Here’s what I mean. When you think of “leadership,” you think of Bennis. When you think of studying successful companies, extracting their secrets, you think of Peters and Collins. Collins “hedgehog principle” has become part of our vocabulary. And Gladwell is the true master at introducing phrases that become part of our understanding and vital parts of our vocabularies, (even if he borrows the ideas from others): “tipping point,” “outliers,” the “10,000 hour rule.”
And, if you had only one you could read, you could make the case that Drucker is the one you would choose. Many have observed that in communication, Aristotle said it first, and everyone else simply provides commentary and updates illustrations. Well, in business, Drucker said it first, and everything else builds, in one way or another, on his work.
As I said earlier, Bob Morris is far more qualified to choose the names that could be called the “makers of the business universe.” But I like the quest – who are the voices, the minds, that have most shaped our usable understanding of business effort and success? Who has created our business universe?
William Safire’s death has just been announced. He died today of cancer.
Recently, Bob Morris and I both wrote blog posts about his terrific compilation of speeches which included his own introductions, “Lend Me Your Ears: Great Speeches in History.” A Pulitzer Prize winner (he later served as a member of the board that awards the Pulitzer Prizes), he became the unofficial language expert to a nation, and continued his “On Language” column up until the month of his death.
His last op-ed column for the New York Times was entitled “Never Retire.” Written in January, 2005, Mr. Safire spoke of his work then beginning with the “Dana Foundation.” Here are his last two paragraphs of his last op-ed:
Medical and genetic science will surely stretch our life spans. Neuroscience will just as certainly make possible the mental agility of the aging. Nobody should fail to capitalize on the physical and mental gifts to come.
When you’re through changing, learning, working to stay involved – only then are you through. “Never retire.”
Many years ago, I read many of the books of the Quaker author Elton Trueblood. Dr. Trueblood died in 1994. His first book, which I read in a reprint edition, was The Essence of Spiritual Religion.

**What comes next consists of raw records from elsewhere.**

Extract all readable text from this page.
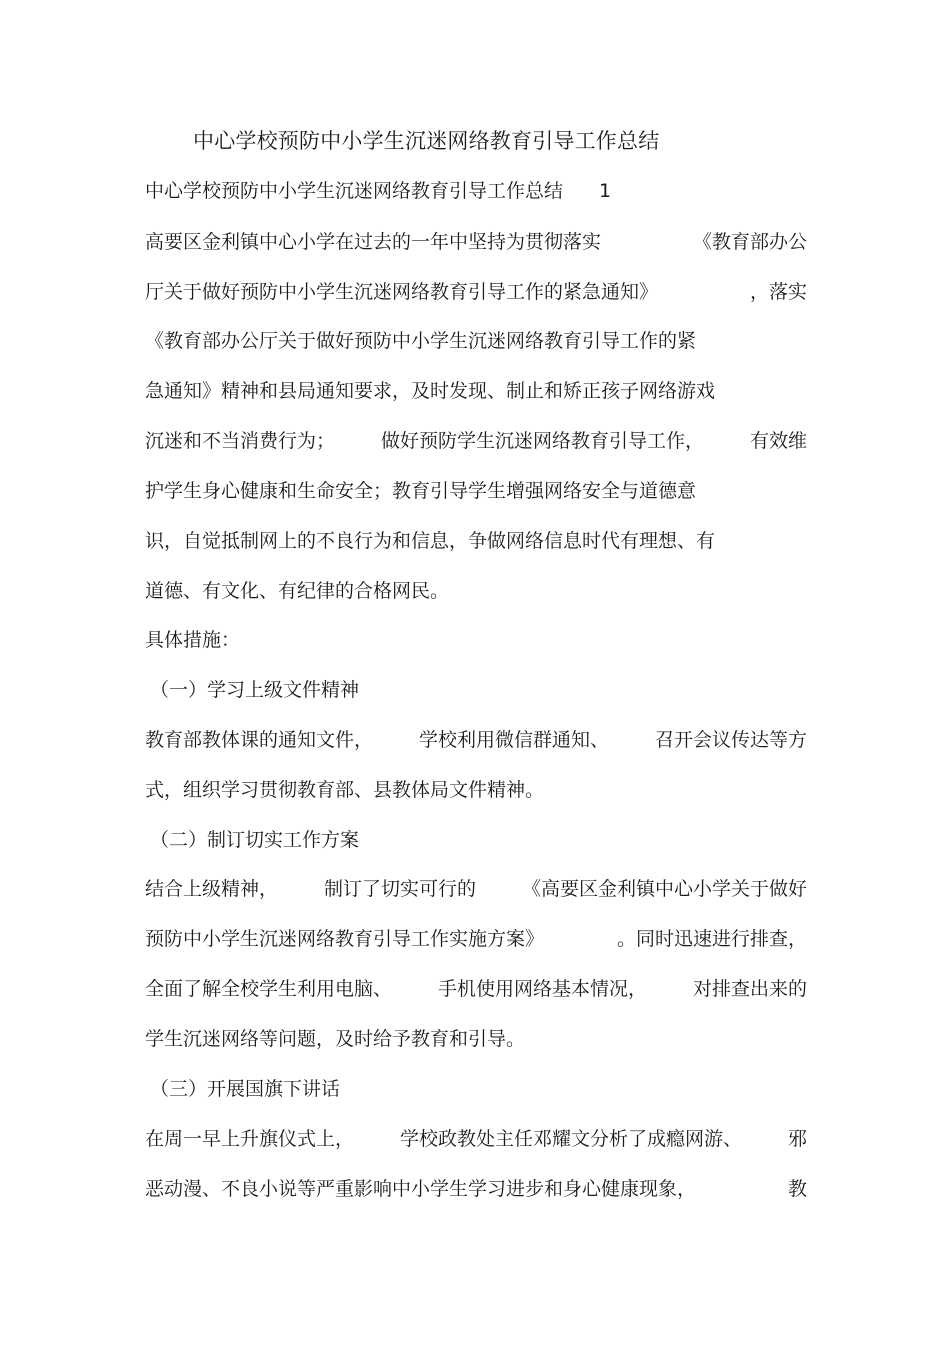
中心学校预防中小学生沉迷网络教育引导工作总结
中心学校预防中小学生沉迷网络教育引导工作总结 1
高要区金利镇中心小学在过去的一年中坚持为贯彻落实	《教育部办公
厅关于做好预防中小学生沉迷网络教育引导工作的紧急通知》	，落实
《教育部办公厅关于做好预防中小学生沉迷网络教育引导工作的紧
急通知》精神和县局通知要求，及时发现、制止和矫正孩子网络游戏
沉迷和不当消费行为； 做好预防学生沉迷网络教育引导工作， 有效维
护学生身心健康和生命安全；教育引导学生增强网络安全与道德意
识，自觉抵制网上的不良行为和信息，争做网络信息时代有理想、有
道德、有文化、有纪律的合格网民。
具体措施：
（一）学习上级文件精神
教育部教体课的通知文件， 学校利用微信群通知、 召开会议传达等方
式，组织学习贯彻教育部、县教体局文件精神。
（二）制订切实工作方案
结合上级精神， 制订了切实可行的 《高要区金利镇中心小学关于做好
预防中小学生沉迷网络教育引导工作实施方案》	。同时迅速进行排查，
全面了解全校学生利用电脑、 手机使用网络基本情况， 对排查出来的
学生沉迷网络等问题，及时给予教育和引导。
（三）开展国旗下讲话
在周一早上升旗仪式上， 学校政教处主任邓耀文分析了成瘾网游、 邪
恶动漫、不良小说等严重影响中小学生学习进步和身心健康现象，	教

Dr. Trueblood wrote a new introduction to the reprint edition, and he bemoaned the current generation’s fixation on the “new.” (The book is buried in storage, so this quote is from memory, and certainly not precise). He stated that just because a book is old(er), this does not mean that it has no value. He encouraged readers to look for wisdom in all that we read, new or old(er). At a lunch meeting, I heard Dr. Trueblood speak just as he announced that he was through writing books. He was asked what he would do now that he was retiring. He thundered his reply: “Retire?! I’m not retiring. I’m just through writing books. You can never retire from a commitment.”
William Safire never retired, and encouraged us all to never retire. And his work, early and later, will be treasured and remembered.
(personal note; I did not agree with Mr. Safire on most political issues. But I recognize good writing when I see it).